10月27日,文部科学省が,昨年度,全国の小中高校でのいじめ認知件数が18万8千件余りに上った,2014年度問題行動調査を公表しました。この数字は実は過去2番目に多く,危機的な状況です。
今回の報告から2つの問題点を取り上げてみましょう。
まず,今回,生徒の自殺事件を受けて調査をやり直したところ,集計数が約3万件も増えたことです。軽微なケースも計上したためと言うことですが,いじめの定義がしっかりと把握されているのでしょうか。いじめの判断については,少なからず現場に迷いも存在しますが,からかいなど軽い行為が深刻化し,悲劇につながる恐れもあります。小さなSOSを感知する鋭い眼を常に更新しておく「しかけ」が必要だと思います。

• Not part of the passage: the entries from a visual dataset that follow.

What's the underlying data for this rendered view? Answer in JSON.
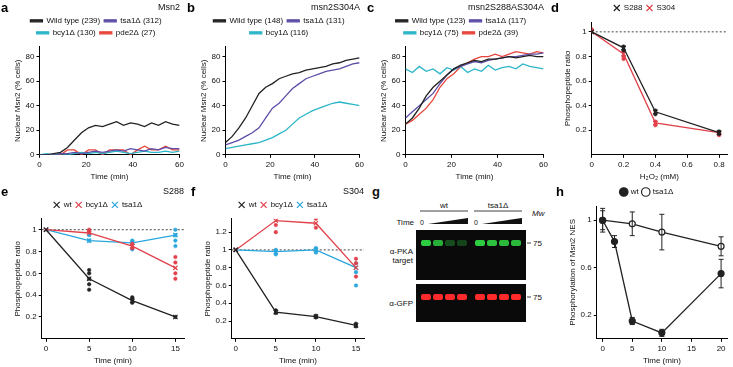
{
  "chart_data": [
    {
      "type": "line",
      "title": "a",
      "annotations": [
        "Msn2"
      ],
      "x_label": "Time (min)",
      "y_label": "Nuclear Msn2 (% cells)",
      "x": [
        0,
        3,
        6,
        9,
        12,
        15,
        18,
        21,
        24,
        27,
        30,
        33,
        36,
        39,
        42,
        45,
        48,
        51,
        54,
        57,
        60
      ],
      "series": [
        {
          "name": "Wild type (239)",
          "color": "#222222",
          "values": [
            0,
            0,
            1,
            2,
            6,
            12,
            18,
            22,
            24,
            23,
            25,
            27,
            24,
            26,
            25,
            23,
            26,
            24,
            27,
            25,
            24
          ]
        },
        {
          "name": "tsa1Δ (312)",
          "color": "#5b4ea8",
          "values": [
            0,
            0,
            0,
            1,
            1,
            2,
            1,
            2,
            3,
            2,
            3,
            4,
            3,
            5,
            4,
            3,
            5,
            4,
            6,
            5,
            5
          ]
        },
        {
          "name": "bcy1Δ (130)",
          "color": "#2bb5c8",
          "values": [
            0,
            1,
            0,
            1,
            0,
            1,
            2,
            1,
            2,
            1,
            2,
            3,
            2,
            1,
            2,
            3,
            2,
            2,
            3,
            2,
            3
          ]
        },
        {
          "name": "pde2Δ (27)",
          "color": "#e8453c",
          "values": [
            0,
            0,
            0,
            0,
            4,
            4,
            0,
            4,
            4,
            0,
            4,
            4,
            4,
            0,
            4,
            7,
            4,
            4,
            7,
            4,
            4
          ]
        }
      ],
      "xlim": [
        0,
        60
      ],
      "xticks": [
        0,
        20,
        40,
        60
      ],
      "ylim": [
        0,
        88
      ],
      "yticks": [
        0,
        20,
        40,
        60,
        80
      ],
      "grid": false,
      "legend": "top"
    },
    {
      "type": "line",
      "title": "b",
      "annotations": [
        "msn2S304A"
      ],
      "x_label": "Time (min)",
      "y_label": "Nuclear Msn2 (% cells)",
      "x": [
        0,
        3,
        6,
        9,
        12,
        15,
        18,
        21,
        24,
        27,
        30,
        33,
        36,
        39,
        42,
        45,
        48,
        51,
        54,
        57,
        60
      ],
      "series": [
        {
          "name": "Wild type (148)",
          "color": "#222222",
          "values": [
            10,
            15,
            22,
            30,
            40,
            50,
            55,
            58,
            62,
            64,
            66,
            67,
            69,
            70,
            71,
            72,
            74,
            75,
            77,
            78,
            79
          ]
        },
        {
          "name": "tsa1Δ (131)",
          "color": "#5b4ea8",
          "values": [
            8,
            10,
            12,
            15,
            18,
            22,
            30,
            38,
            42,
            48,
            54,
            58,
            62,
            64,
            66,
            68,
            69,
            70,
            72,
            74,
            75
          ]
        },
        {
          "name": "bcy1Δ (116)",
          "color": "#2bb5c8",
          "values": [
            5,
            6,
            7,
            8,
            9,
            10,
            12,
            14,
            17,
            20,
            25,
            30,
            33,
            36,
            38,
            40,
            42,
            43,
            42,
            41,
            40
          ]
        }
      ],
      "xlim": [
        0,
        60
      ],
      "xticks": [
        0,
        20,
        40,
        60
      ],
      "ylim": [
        0,
        88
      ],
      "yticks": [
        0,
        20,
        40,
        60,
        80
      ],
      "grid": false,
      "legend": "top"
    },
    {
      "type": "line",
      "title": "c",
      "annotations": [
        "msn2S288AS304A"
      ],
      "x_label": "Time (min)",
      "y_label": "Nuclear Msn2 (% cells)",
      "x": [
        0,
        3,
        6,
        9,
        12,
        15,
        18,
        21,
        24,
        27,
        30,
        33,
        36,
        39,
        42,
        45,
        48,
        51,
        54,
        57,
        60
      ],
      "series": [
        {
          "name": "Wild type (123)",
          "color": "#222222",
          "values": [
            25,
            30,
            38,
            48,
            55,
            60,
            65,
            70,
            73,
            75,
            77,
            76,
            78,
            78,
            79,
            80,
            79,
            80,
            81,
            80,
            80
          ]
        },
        {
          "name": "tsa1Δ (117)",
          "color": "#5b4ea8",
          "values": [
            30,
            35,
            40,
            45,
            50,
            58,
            65,
            70,
            72,
            74,
            76,
            75,
            77,
            78,
            79,
            80,
            80,
            81,
            82,
            82,
            83
          ]
        },
        {
          "name": "bcy1Δ (75)",
          "color": "#2bb5c8",
          "values": [
            70,
            67,
            72,
            68,
            70,
            66,
            71,
            69,
            72,
            67,
            70,
            68,
            73,
            69,
            71,
            72,
            70,
            74,
            72,
            71,
            70
          ]
        },
        {
          "name": "pde2Δ (39)",
          "color": "#e8453c",
          "values": [
            25,
            28,
            33,
            38,
            45,
            55,
            62,
            66,
            72,
            75,
            78,
            80,
            80,
            82,
            80,
            82,
            84,
            83,
            82,
            84,
            83
          ]
        }
      ],
      "xlim": [
        0,
        60
      ],
      "xticks": [
        0,
        20,
        40,
        60
      ],
      "ylim": [
        0,
        88
      ],
      "yticks": [
        0,
        20,
        40,
        60,
        80
      ],
      "grid": false,
      "legend": "top"
    },
    {
      "type": "line",
      "title": "d",
      "x_label": "H₂O₂ (mM)",
      "y_label": "Phosphopeptide ratio",
      "series": [
        {
          "name": "S288",
          "color": "#222222",
          "marker": "cross",
          "x": [
            0,
            0.2,
            0.4,
            0.8
          ],
          "values": [
            1,
            0.87,
            0.35,
            0.18
          ],
          "replicates": [
            [
              0.2,
              0.88
            ],
            [
              0.2,
              0.85
            ],
            [
              0.4,
              0.36
            ],
            [
              0.4,
              0.33
            ],
            [
              0.8,
              0.19
            ],
            [
              0.8,
              0.17
            ]
          ]
        },
        {
          "name": "S304",
          "color": "#e0414a",
          "marker": "cross",
          "x": [
            0,
            0.2,
            0.4,
            0.8
          ],
          "values": [
            1,
            0.82,
            0.26,
            0.18
          ],
          "replicates": [
            [
              0,
              1.02
            ],
            [
              0.2,
              0.84
            ],
            [
              0.2,
              0.8
            ],
            [
              0.2,
              0.78
            ],
            [
              0.4,
              0.27
            ],
            [
              0.4,
              0.24
            ],
            [
              0.8,
              0.18
            ],
            [
              0.8,
              0.16
            ]
          ]
        }
      ],
      "xlim": [
        0,
        0.85
      ],
      "xticks": [
        0,
        0.2,
        0.4,
        0.6,
        0.8
      ],
      "ylim": [
        0,
        1.08
      ],
      "yticks": [
        0.2,
        0.4,
        0.6,
        0.8,
        1
      ],
      "grid": false,
      "legend": "top",
      "reference_y": 1
    },
    {
      "type": "line",
      "title": "e",
      "annotations": [
        "S288"
      ],
      "x_label": "Time (min)",
      "y_label": "Phosphopeptide ratio",
      "series": [
        {
          "name": "wt",
          "color": "#222222",
          "marker": "cross",
          "x": [
            0,
            5,
            10,
            15
          ],
          "values": [
            1,
            0.55,
            0.35,
            0.2
          ],
          "replicates": [
            [
              5,
              0.45
            ],
            [
              5,
              0.55
            ],
            [
              5,
              0.6
            ],
            [
              5,
              0.63
            ],
            [
              5,
              0.5
            ],
            [
              10,
              0.33
            ],
            [
              10,
              0.38
            ],
            [
              10,
              0.36
            ],
            [
              15,
              0.2
            ]
          ]
        },
        {
          "name": "bcy1Δ",
          "color": "#e0414a",
          "marker": "cross",
          "x": [
            0,
            5,
            10,
            15
          ],
          "values": [
            1,
            0.97,
            0.85,
            0.65
          ],
          "replicates": [
            [
              5,
              1
            ],
            [
              5,
              0.98
            ],
            [
              10,
              0.83
            ],
            [
              10,
              0.87
            ],
            [
              15,
              0.55
            ],
            [
              15,
              0.6
            ],
            [
              15,
              0.7
            ],
            [
              15,
              0.75
            ]
          ]
        },
        {
          "name": "tsa1Δ",
          "color": "#2aa7dc",
          "marker": "cross",
          "x": [
            0,
            5,
            10,
            15
          ],
          "values": [
            1,
            0.9,
            0.88,
            0.95
          ],
          "replicates": [
            [
              5,
              0.9
            ],
            [
              5,
              0.95
            ],
            [
              10,
              0.82
            ],
            [
              10,
              0.9
            ],
            [
              15,
              0.85
            ],
            [
              15,
              0.95
            ],
            [
              15,
              1
            ],
            [
              15,
              0.9
            ]
          ]
        }
      ],
      "xlim": [
        -0.5,
        16
      ],
      "xticks": [
        0,
        5,
        10,
        15
      ],
      "ylim": [
        0,
        1.1
      ],
      "yticks": [
        0.2,
        0.4,
        0.6,
        0.8,
        1
      ],
      "grid": false,
      "legend": "top",
      "reference_y": 1
    },
    {
      "type": "line",
      "title": "f",
      "annotations": [
        "S304"
      ],
      "x_label": "Time (min)",
      "y_label": "Phosphopeptide ratio",
      "series": [
        {
          "name": "wt",
          "color": "#222222",
          "marker": "cross",
          "x": [
            0,
            5,
            10,
            15
          ],
          "values": [
            1,
            0.3,
            0.25,
            0.15
          ],
          "replicates": [
            [
              5,
              0.29
            ],
            [
              5,
              0.32
            ],
            [
              10,
              0.24
            ],
            [
              10,
              0.26
            ],
            [
              15,
              0.14
            ],
            [
              15,
              0.17
            ]
          ]
        },
        {
          "name": "bcy1Δ",
          "color": "#e0414a",
          "marker": "cross",
          "x": [
            0,
            5,
            10,
            15
          ],
          "values": [
            1,
            1.33,
            1.3,
            0.8
          ],
          "replicates": [
            [
              5,
              1.28
            ],
            [
              5,
              1.2
            ],
            [
              10,
              1.25
            ],
            [
              10,
              1.35
            ],
            [
              15,
              0.7
            ],
            [
              15,
              0.85
            ],
            [
              15,
              0.9
            ]
          ]
        },
        {
          "name": "tsa1Δ",
          "color": "#2aa7dc",
          "marker": "cross",
          "x": [
            0,
            5,
            10,
            15
          ],
          "values": [
            1,
            0.98,
            1,
            0.8
          ],
          "replicates": [
            [
              5,
              0.95
            ],
            [
              5,
              1.0
            ],
            [
              10,
              0.97
            ],
            [
              10,
              1.02
            ],
            [
              15,
              0.75
            ],
            [
              15,
              0.85
            ],
            [
              15,
              0.6
            ]
          ]
        }
      ],
      "xlim": [
        -0.5,
        16
      ],
      "xticks": [
        0,
        5,
        10,
        15
      ],
      "ylim": [
        0,
        1.35
      ],
      "yticks": [
        0.2,
        0.4,
        0.6,
        0.8,
        1,
        1.2
      ],
      "grid": false,
      "legend": "top",
      "reference_y": 1
    },
    {
      "type": "line",
      "title": "h",
      "x_label": "Time (min)",
      "y_label": "Phosphorylation of Msn2 NES",
      "series": [
        {
          "name": "wt",
          "color": "#222222",
          "marker": "circle",
          "x": [
            0,
            2,
            5,
            10,
            20
          ],
          "values": [
            1,
            0.82,
            0.15,
            0.05,
            0.55
          ],
          "errors": [
            0.08,
            0.05,
            0.03,
            0.03,
            0.12
          ]
        },
        {
          "name": "tsa1Δ",
          "color": "#222222",
          "marker": "circle_open",
          "x": [
            0,
            5,
            10,
            20
          ],
          "values": [
            1,
            0.97,
            0.9,
            0.78
          ],
          "errors": [
            0.1,
            0.1,
            0.15,
            0.08
          ]
        }
      ],
      "xlim": [
        -1,
        21
      ],
      "xticks": [
        0,
        5,
        10,
        15,
        20
      ],
      "ylim": [
        0,
        1.12
      ],
      "yticks": [
        0.2,
        0.6,
        1
      ],
      "grid": false,
      "legend": "top"
    }
  ],
  "blot": {
    "title": "g",
    "time_label": "Time",
    "mw_label": "Mw",
    "groups": [
      {
        "name": "wt",
        "time_start": 0
      },
      {
        "name": "tsa1Δ",
        "time_start": 0
      }
    ],
    "rows": [
      {
        "label": "α-PKA target",
        "color": "#2ecc40",
        "marker": 75,
        "intensity": [
          [
            1,
            0.85,
            0.35,
            0.3
          ],
          [
            1,
            0.95,
            0.9,
            0.9
          ]
        ]
      },
      {
        "label": "α-GFP",
        "color": "#ff2a2a",
        "marker": 75,
        "intensity": [
          [
            1,
            1,
            1,
            1
          ],
          [
            1,
            1,
            1,
            1
          ]
        ]
      }
    ]
  }
}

2つ目は,いじめの発生率の地域差です。都道府県によっては,千人当たりの件数に30倍もの格差が見られました。これを見ると,発表された数値が実数を反映しているとは思えません。「臭いものには蓋」といった心理がどこかに働いている気がします。調査の仕方を含めて考え直す必要がありそうです。
最後に国の役割についてです。文科省は早期の発見・解決のためスクールカウンセラーの配置拡充などを計画し,予算計上するそうです。しかし,上記調査によれば「状況を聞く」「ケアを行う」のは教職員がほとんどで「カウンセラーら相談員による対応はごくわずか」でした。その教職員が多忙で対応ができないのだとすれば,相談員の配置拡充で問題は解決に向かうのでしょうか。
最近ではLINEなどによる見えにくい嫌がらせも増えています。いじめの芽を見つけて摘みとる,あるいはいじめなど寄せ付けない子どもを育てる,そういう現場力の強化が重要だと考えます。